A lot of jousting took place at Eastern Washington University on Saturday afternoon, and not a single sword was drawn.
“Mental athletics. That’s what this is,” said Steve Gjefle, a teacher at Frontier Middle School in Moses Lake.
Gjefle’s school joined 36 others at Eastern Washington University for the 1995 Science Olympiad State Tournament, where at least 600 middle and high school students took part in competitions designed to exercise the brain.
“The competition takes science to the same level sports has been for years,” said Rachel Kiser, a science teacher at Langley Middle School on Whidbey Island.
Kiser’s school sent her team of 17 sixth-graders off to EWU with a banner and a pep rally just as they would for a basketball team.
“We feel really supported by the student body,” she said.
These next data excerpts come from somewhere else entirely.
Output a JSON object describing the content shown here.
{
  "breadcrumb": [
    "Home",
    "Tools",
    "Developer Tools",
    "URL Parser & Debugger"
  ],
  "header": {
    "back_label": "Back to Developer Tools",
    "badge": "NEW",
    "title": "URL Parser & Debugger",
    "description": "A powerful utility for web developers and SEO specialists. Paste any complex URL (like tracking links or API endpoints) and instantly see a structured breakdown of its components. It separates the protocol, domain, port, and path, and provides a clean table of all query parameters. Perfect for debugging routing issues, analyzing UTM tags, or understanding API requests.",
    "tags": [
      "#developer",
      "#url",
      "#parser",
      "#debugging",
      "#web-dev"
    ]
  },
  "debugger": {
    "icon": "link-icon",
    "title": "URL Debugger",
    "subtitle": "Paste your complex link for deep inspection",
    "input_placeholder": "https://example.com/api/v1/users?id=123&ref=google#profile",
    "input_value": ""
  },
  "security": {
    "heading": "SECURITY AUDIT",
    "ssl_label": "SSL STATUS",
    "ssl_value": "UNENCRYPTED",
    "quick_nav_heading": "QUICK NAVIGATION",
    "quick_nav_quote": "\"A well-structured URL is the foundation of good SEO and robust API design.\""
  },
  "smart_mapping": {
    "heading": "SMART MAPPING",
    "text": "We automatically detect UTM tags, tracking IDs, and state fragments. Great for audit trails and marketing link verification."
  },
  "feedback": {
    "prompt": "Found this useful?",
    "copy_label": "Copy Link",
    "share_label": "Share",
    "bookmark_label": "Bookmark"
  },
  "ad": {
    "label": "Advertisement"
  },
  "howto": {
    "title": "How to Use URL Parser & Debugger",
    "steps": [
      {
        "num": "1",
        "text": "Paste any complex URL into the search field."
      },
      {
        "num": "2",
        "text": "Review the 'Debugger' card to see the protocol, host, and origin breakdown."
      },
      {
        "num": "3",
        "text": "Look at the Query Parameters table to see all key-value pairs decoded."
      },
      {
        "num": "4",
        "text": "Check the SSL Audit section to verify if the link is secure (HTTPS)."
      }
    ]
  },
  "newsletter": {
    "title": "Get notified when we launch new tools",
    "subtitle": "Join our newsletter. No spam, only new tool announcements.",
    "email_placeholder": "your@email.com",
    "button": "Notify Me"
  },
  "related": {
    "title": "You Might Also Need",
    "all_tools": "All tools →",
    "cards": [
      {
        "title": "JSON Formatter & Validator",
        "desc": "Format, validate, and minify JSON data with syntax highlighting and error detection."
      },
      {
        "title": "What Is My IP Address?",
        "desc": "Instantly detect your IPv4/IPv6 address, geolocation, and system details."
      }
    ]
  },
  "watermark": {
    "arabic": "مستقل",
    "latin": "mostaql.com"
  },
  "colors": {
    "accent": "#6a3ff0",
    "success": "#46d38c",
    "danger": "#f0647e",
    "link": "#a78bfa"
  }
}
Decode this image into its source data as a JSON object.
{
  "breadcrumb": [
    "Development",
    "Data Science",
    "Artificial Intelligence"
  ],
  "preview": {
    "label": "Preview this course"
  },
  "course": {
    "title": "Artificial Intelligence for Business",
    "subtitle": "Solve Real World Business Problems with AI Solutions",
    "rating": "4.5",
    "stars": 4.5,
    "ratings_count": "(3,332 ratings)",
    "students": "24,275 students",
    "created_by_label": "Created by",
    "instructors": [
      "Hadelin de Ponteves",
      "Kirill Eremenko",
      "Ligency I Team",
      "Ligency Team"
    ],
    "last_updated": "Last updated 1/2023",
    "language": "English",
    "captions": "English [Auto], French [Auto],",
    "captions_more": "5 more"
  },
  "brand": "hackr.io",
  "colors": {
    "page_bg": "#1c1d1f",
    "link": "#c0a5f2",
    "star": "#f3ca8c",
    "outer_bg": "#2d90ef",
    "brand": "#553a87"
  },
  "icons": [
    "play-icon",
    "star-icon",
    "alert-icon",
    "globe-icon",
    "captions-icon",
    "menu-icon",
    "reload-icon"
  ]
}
Regional competitions earlier this year narrowed the field of 116 teams to 42 - including teams from Ferris High School and Chase Middle School in Spokane.
Students competed individually and in pairs for the gold, silver and bronze medals offered in the 46 events. The overall winner will go to national competitions in May.
Heather McKeon, an EWU biology professor and the Olympiad director, said the competition gives students a creative outlet and “non-athletes the recognition they deserve.”
Competitions include “Mousetrap vehicles,” where students design vehicles powered by a one-spring mousetrap; “Write it, do it,” where one student writes a description of a contraption that another student must use to re-create the contraption; and “Egg drop,” where students design a container that protects a dropped egg.
Andrew Lyle, 12, of Whidbey Island, made 32 paper airplanes practicing for the aerodynamics competition.
“His house was covered with paper airplanes,” said teacher Kiser.
Andrew, whose plane stayed aloft nearly five seconds, said practice doesn’t always make perfect. “Sometimes my planes work, and sometimes they don’t,” he said.
Just minutes away from competing himself, Andy Jones, 16, of Ferris, watched his competition perform in the “scrambler,” where students design a device that moves an egg several feet as fast as possible - without hitting the wall at the end. “You can be as creative as you want,” Jones said. “It’s fun.”
MEMO: This is a sidebar that appeared wiht the story: Science Olympiad results Top overall finishers included: Toledo High School of Toledo, Wash., first place in high school division (advances to national competition); Ferris High School, second place, high school division; Stanwood Middle School of Stanwood, Wash., first place in middle school division (advances to national competition); Frontier Junior High School of Moses Lake, second place, middle school division.